Acreditava que a hipocrisia está presente sempre, no convívio entre os humanos. Dizia que "nas aflições há várias sortes de hipocrisia. Numa, sob pretexto de chorar a perda de uma pessoa cara, choramos a nós mesmos; pranteamos o bom conceito em que nos tinha; lastimamos a diminuição do nosso bem, do nosso gáudio, de nossa consideração. Assim, os mortos colhem honra das lágrimas vertidas para os vivos".

E por que esse lamento seria hipócrita? O choro pelos que partiram é uma forma de se enganar a si próprio. Outra hipocrisia que ele detectou é a "aflição de certa gente aspirante à glória de uma dor bela e imortal.
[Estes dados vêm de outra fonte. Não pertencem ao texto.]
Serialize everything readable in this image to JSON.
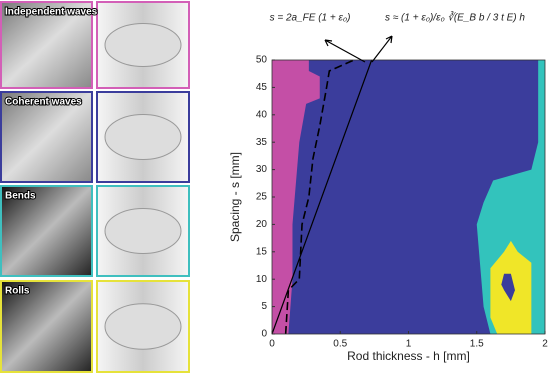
{
  "panels": [
    {
      "label": "Independent waves",
      "color": "#d35fb7"
    },
    {
      "label": "Coherent waves",
      "color": "#3b3d9c"
    },
    {
      "label": "Bends",
      "color": "#3fbfbf"
    },
    {
      "label": "Rolls",
      "color": "#e6e23a"
    }
  ],
  "chart_data": {
    "type": "region",
    "xlabel": "Rod thickness - h [mm]",
    "ylabel": "Spacing - s [mm]",
    "xlim": [
      0,
      2
    ],
    "ylim": [
      0,
      50
    ],
    "xticks": [
      0,
      0.5,
      1,
      1.5,
      2
    ],
    "yticks": [
      0,
      5,
      10,
      15,
      20,
      25,
      30,
      35,
      40,
      45,
      50
    ],
    "background": "#3b3d9c",
    "annotations": [
      "s = 2a_FE (1 + ε₀)",
      "s ≈ (1 + ε₀)/ε₀ ∛(E_B b / 3 t E) h"
    ],
    "regions": [
      {
        "color": "#c44fa6",
        "x": [
          0,
          0.12,
          0.15,
          0.15,
          0.2,
          0.25,
          0.35,
          0.35,
          0.27,
          0.27,
          0
        ],
        "y": [
          0,
          0,
          10,
          20,
          35,
          42,
          43,
          47,
          48,
          50,
          50
        ]
      },
      {
        "color": "#33c3bc",
        "x": [
          1.6,
          1.55,
          1.5,
          1.55,
          1.62,
          1.9,
          1.95,
          1.95,
          2,
          2
        ],
        "y": [
          0,
          5,
          20,
          24,
          28,
          30,
          35,
          50,
          50,
          0
        ]
      },
      {
        "color": "#f0e628",
        "x": [
          1.65,
          1.6,
          1.6,
          1.7,
          1.75,
          1.8,
          1.9,
          1.9
        ],
        "y": [
          0,
          3,
          12,
          15,
          17,
          15,
          13,
          0
        ]
      },
      {
        "color": "#3b3d9c",
        "x": [
          1.7,
          1.75,
          1.78,
          1.75,
          1.7,
          1.68
        ],
        "y": [
          8,
          6,
          8,
          11,
          11,
          9
        ]
      }
    ],
    "series": [
      {
        "style": "dashed",
        "color": "#000000",
        "x": [
          0.1,
          0.12,
          0.2,
          0.22,
          0.27,
          0.3,
          0.35,
          0.4,
          0.42,
          0.6
        ],
        "y": [
          0,
          8,
          10,
          20,
          25,
          32,
          38,
          45,
          48,
          50
        ]
      },
      {
        "style": "solid",
        "color": "#000000",
        "x": [
          0,
          0.73
        ],
        "y": [
          0,
          50
        ]
      }
    ]
  }
}
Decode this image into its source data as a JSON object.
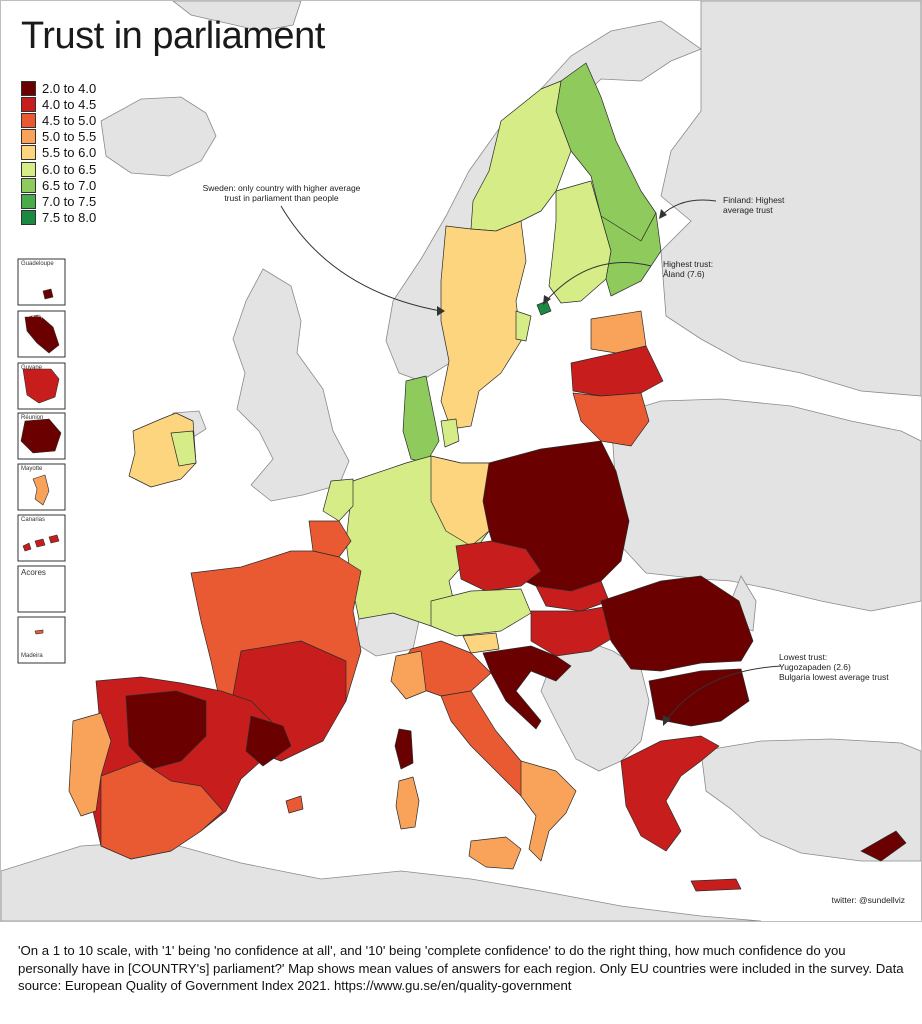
{
  "title": "Trust in parliament",
  "legend": [
    {
      "label": "2.0 to 4.0",
      "color": "#6b0000"
    },
    {
      "label": "4.0 to 4.5",
      "color": "#c71e1d"
    },
    {
      "label": "4.5 to 5.0",
      "color": "#ea5a32"
    },
    {
      "label": "5.0 to 5.5",
      "color": "#f9a25a"
    },
    {
      "label": "5.5 to 6.0",
      "color": "#fdd57f"
    },
    {
      "label": "6.0 to 6.5",
      "color": "#d5ec87"
    },
    {
      "label": "6.5 to 7.0",
      "color": "#8ecb5c"
    },
    {
      "label": "7.0 to 7.5",
      "color": "#49ac4b"
    },
    {
      "label": "7.5 to 8.0",
      "color": "#1a8a43"
    }
  ],
  "annotations": {
    "sweden": "Sweden: only country with higher average trust in parliament than people",
    "finland": "Finland: Highest average trust",
    "highest": "Highest trust: Åland (7.6)",
    "lowest_1": "Lowest trust:",
    "lowest_2": "Yugozapaden (2.6)",
    "lowest_3": "Bulgaria lowest average trust"
  },
  "insets": [
    "Guadeloupe",
    "Martinique",
    "Guyane",
    "Réunion",
    "Mayotte",
    "Canarias",
    "Acores",
    "Madeira"
  ],
  "credit": "twitter: @sundellviz",
  "caption": "'On a 1 to 10 scale, with '1' being 'no confidence at all', and '10' being 'complete confidence' to do the right thing, how much confidence do you personally have in [COUNTRY's] parliament?' Map shows mean values of answers for each region. Only EU countries were included in the survey. Data source: European Quality of Government Index 2021. https://www.gu.se/en/quality-government",
  "colors": {
    "non_eu_land": "#e3e3e3",
    "sea": "#ffffff",
    "border": "#2b2b2b"
  }
}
Depois que o tempo, consumidor de tudo, esponjou de todo a que eles sofriam de verdade, não cessam de aferrenhar os prantos, as lamúrias e os suspiros; assumem gesto lúgubre e se esforçam por convencer, em suas ações, que o seu desgosto só na morte terá cobro".

Todos conhecemos tais espécimes lamuriosas, colecionadores de queixumes e que se consideram os mais injustiçados dentre os seres que habitam a Terra. A hipocrisia é sempre acompanhada de choro. Ele reconhecia outro gênero de lágrimas com pequenas fontes que minam facilmente e secam logo: "Chora-se para se ter a fama de bondoso; chora-se para ser-se lamentado; chora-se para se ser chorado; chora-se, enfim, para evitar a vergonha de não chorar".

O choro hipócrita é o daquele que lamenta a desgraça do amigo, mas internamente se vangloria de não ser ele a suportar tal sofrimento. Na verdade, é fácil se consolar rapidamente das desgraças alheias. Ele enxerga hipocrisia até mesmo na gratidão: "no geral dos homens, gratidão é íntimo desejo de receber maiores benefícios".

As "Reflexões" que ele escreveu e publicou em 1665, as considerava "um retrato do coração do homem". Sabia que não contentaria a todos, porque muito fiel à condição humana e que ninguém gosta de se mostrar por inteiro. Penetrar no recesso da alma alheia gera reações: as pessoas não querem que os outros as conheçam, porque não querem a si mesmas conhecer.

Teria ele razão? É melhor ser hipócrita e viver hipocritamente?